2012-05-11 15:38:14

Chiude il Forum economico mondiale sull'Africa di Addis Abeba


Si chiude oggi, 11 maggio, ad Addis Abeba il Forum Economico Mondiale sull’Africa. Settecento tra esperti, imprenditori e dirigenti politici hanno cercato di delineare nei tre giorni di lavori le linee guida per lo sviluppo del continente. E mentre la crisi delle economie occidentali continua, l’Africa attrae investimenti esteri in modo crescente. E’ quanto spiega nell’intervista di Davide Maggiore, il giornalista esperto di Africa del “Sole 24 Ore”, Riccardo Barlaam:RealAudioMP3

R. – Alcune banche internazionali, come JP Morgan, Crédit Suisse, Barclays, Bank of China, stanno aprendo succursali in questi ultimi mesi, soprattutto in Sudafrica, perché cercano business, attratte da questi tassi di crescita che – in termini assoluti – sono bassi rispetto ai Paesi occidentali, ma comunque di rilievo se si considera che quest’anno il Pil africano in media cresce del 5,4 per cento secondo le stime del Fondo monetario internazionale (Fmi). Barclays, che in Africa è presente in diversi Paesi, ha 22 mila impiegati tra la sua banca e le banche controllate. Il fenomeno è successivo a quello dell’espansione cinese in Africa negli ultimi 10-15 anni, che ha cambiato un po’ le carte in tavola. E’ di qualche giorno fa la notizia che il Congresso americano ha approvato una legge bipartisan sulle esportazioni dagli Stati Uniti: loro prevedono nei prossimi dieci anni di triplicare le esportazioni verso i Paesi africani e credo che la concorrenza dei Paesi occidentali nelle partnership con questi Paesi, che hanno tutto da sviluppare, sia positiva perché aiuta la Cina a non avere appetiti neocoloniali.
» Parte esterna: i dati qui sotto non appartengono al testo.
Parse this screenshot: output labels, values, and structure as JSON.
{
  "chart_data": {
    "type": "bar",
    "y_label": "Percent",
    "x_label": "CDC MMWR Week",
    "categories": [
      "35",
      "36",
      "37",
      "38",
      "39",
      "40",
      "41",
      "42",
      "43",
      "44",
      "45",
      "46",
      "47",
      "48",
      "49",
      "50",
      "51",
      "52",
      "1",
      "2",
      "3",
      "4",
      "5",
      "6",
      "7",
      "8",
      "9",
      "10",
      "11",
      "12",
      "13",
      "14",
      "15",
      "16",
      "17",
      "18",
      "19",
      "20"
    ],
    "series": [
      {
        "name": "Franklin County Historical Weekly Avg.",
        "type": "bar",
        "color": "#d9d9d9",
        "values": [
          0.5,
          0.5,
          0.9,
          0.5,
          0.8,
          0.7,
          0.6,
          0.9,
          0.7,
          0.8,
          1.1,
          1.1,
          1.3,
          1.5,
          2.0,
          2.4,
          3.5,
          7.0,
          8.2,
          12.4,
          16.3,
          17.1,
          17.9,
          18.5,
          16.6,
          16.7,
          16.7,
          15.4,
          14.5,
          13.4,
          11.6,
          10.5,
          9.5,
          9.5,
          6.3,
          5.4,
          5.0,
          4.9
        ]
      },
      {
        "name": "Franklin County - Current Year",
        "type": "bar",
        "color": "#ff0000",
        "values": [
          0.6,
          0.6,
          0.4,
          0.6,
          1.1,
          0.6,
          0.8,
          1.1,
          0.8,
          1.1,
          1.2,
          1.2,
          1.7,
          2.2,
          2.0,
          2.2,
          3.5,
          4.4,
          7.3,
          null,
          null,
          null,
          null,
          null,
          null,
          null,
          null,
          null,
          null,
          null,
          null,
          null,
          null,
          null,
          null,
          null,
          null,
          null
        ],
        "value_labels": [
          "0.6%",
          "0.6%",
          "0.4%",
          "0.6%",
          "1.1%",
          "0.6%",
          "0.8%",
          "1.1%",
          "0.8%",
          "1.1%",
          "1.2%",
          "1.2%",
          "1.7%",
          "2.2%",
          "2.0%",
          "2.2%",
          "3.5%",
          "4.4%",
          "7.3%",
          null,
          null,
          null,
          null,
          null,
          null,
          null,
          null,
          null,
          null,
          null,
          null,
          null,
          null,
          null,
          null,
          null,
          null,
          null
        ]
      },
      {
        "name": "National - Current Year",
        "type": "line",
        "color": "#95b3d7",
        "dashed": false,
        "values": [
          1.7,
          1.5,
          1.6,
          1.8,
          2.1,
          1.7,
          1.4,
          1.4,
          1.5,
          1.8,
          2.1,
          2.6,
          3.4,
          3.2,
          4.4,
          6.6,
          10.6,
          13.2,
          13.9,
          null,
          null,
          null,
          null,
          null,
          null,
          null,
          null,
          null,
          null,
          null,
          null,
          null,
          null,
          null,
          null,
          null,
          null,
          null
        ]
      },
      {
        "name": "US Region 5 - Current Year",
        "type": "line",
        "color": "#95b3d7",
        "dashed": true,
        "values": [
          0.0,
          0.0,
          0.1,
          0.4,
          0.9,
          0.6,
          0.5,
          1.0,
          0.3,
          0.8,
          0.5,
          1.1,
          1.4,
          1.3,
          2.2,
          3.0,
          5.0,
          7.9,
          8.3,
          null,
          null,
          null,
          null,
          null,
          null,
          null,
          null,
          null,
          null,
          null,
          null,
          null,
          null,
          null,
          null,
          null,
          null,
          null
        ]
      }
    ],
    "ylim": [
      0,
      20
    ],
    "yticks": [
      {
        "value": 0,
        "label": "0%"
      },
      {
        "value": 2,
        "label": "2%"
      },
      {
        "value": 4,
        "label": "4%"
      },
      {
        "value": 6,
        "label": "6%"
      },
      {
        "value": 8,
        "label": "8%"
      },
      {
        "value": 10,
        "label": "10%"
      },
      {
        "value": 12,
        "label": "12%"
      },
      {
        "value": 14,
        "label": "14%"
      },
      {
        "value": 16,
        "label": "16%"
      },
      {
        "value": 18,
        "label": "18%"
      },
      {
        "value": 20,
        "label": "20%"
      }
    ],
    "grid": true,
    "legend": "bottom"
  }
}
D. – In questo processo, giocano un ruolo anche i fondi speculativi?

R. – Per ora, per fortuna, no perché non ci sono grandi mercati finanziari. Il lavoro che fanno le banche anche di finanziare, di aiutare gli investimenti, prestare capitali, cercare di espandersi pian piano con la rete nei vari Paesi, è più un supporto dell’economia. Per ora la finanza, per fortuna, mi sembra ancora marginale.

D. – Non c’è il rischio che questo sviluppo economico si traduca in uno sviluppo a "macchia di leopardo", tanto per quanto riguarda le aree geografiche quanto per benefici che potrebbero riguardare le sole élite?

R. - Quando si parla di sviluppo in Africa ovviamente non si può pensare a uno sviluppo con i canoni occidentali. L’Africa è un continente dove il 70 per cento della popolazione vive in aree rurali, nei villaggi. L’Africa è come un treno dove ci sono vagoni che sono drammaticamente all’ultimo posto, pensiamo alla Somalia. In ogni caso, negli ultimi 15 anni, c’è stato un miglioramento, direi generale, delle condizioni. Il problema di questo sviluppo è che sia ordinato e che quindi non si creino, come sta succedendo, le megalopoli, le baraccopoli di persone che scappano dalle campagne e vanno verso le città, ma si cerchi di favorire anche uno sviluppo ordinato, per cui le persone riescono a lavorare anche nelle campagne.

D. - Quali sono le "locomotive" di questo possibile treno africano?

R. – Il Sudafrica è senz’altro una delle locomotive, come pure l’Egitto che si trova in un difficile momento di transizione, come l’Angola nella cui capitale una camera d’hotel costa più che a New York. O come la Nigeria devastata da questi problemi interni… Accanto a questi ce ne sono altri come il Mozambico, il Botswana, il Ghana che è il Paese che in assoluto ha avuto un aumento del Pil l’anno scorso più elevato al mondo, oltre il 20 per cento.

D. – Tra le storie di successo africane, c’è anche la comparsa di magnati locali che hanno accumulato patrimoni molto elevati…

R. – Ci sono tanti miliardari africani. A Lagos, in Nigeria – dove c’è già una concessionaria di auto inglesi, di Aston Martin e di Lamborghini – hanno aperto una filiale Porsche e contano di vendere almeno 100 Porsche all’anno nel Paese Sempre in Nigeria, ci sono marchi occidentali come Moet & Chandon, Louis Vuitton… I nuovi ricchi e questa classe media – i manager delle telecomunicazioni o manager nati accanto alle società pubbliche di diversi Paesi africani – la prima cosa che fanno è cercare di imitare il peggio dell’Occidente e il peggiore consumismo. Ovviamente, i marchi cosiddetti del lusso fanno il loro lavoro e sbarcano anche loro come le banche in Africa in cerca di affari.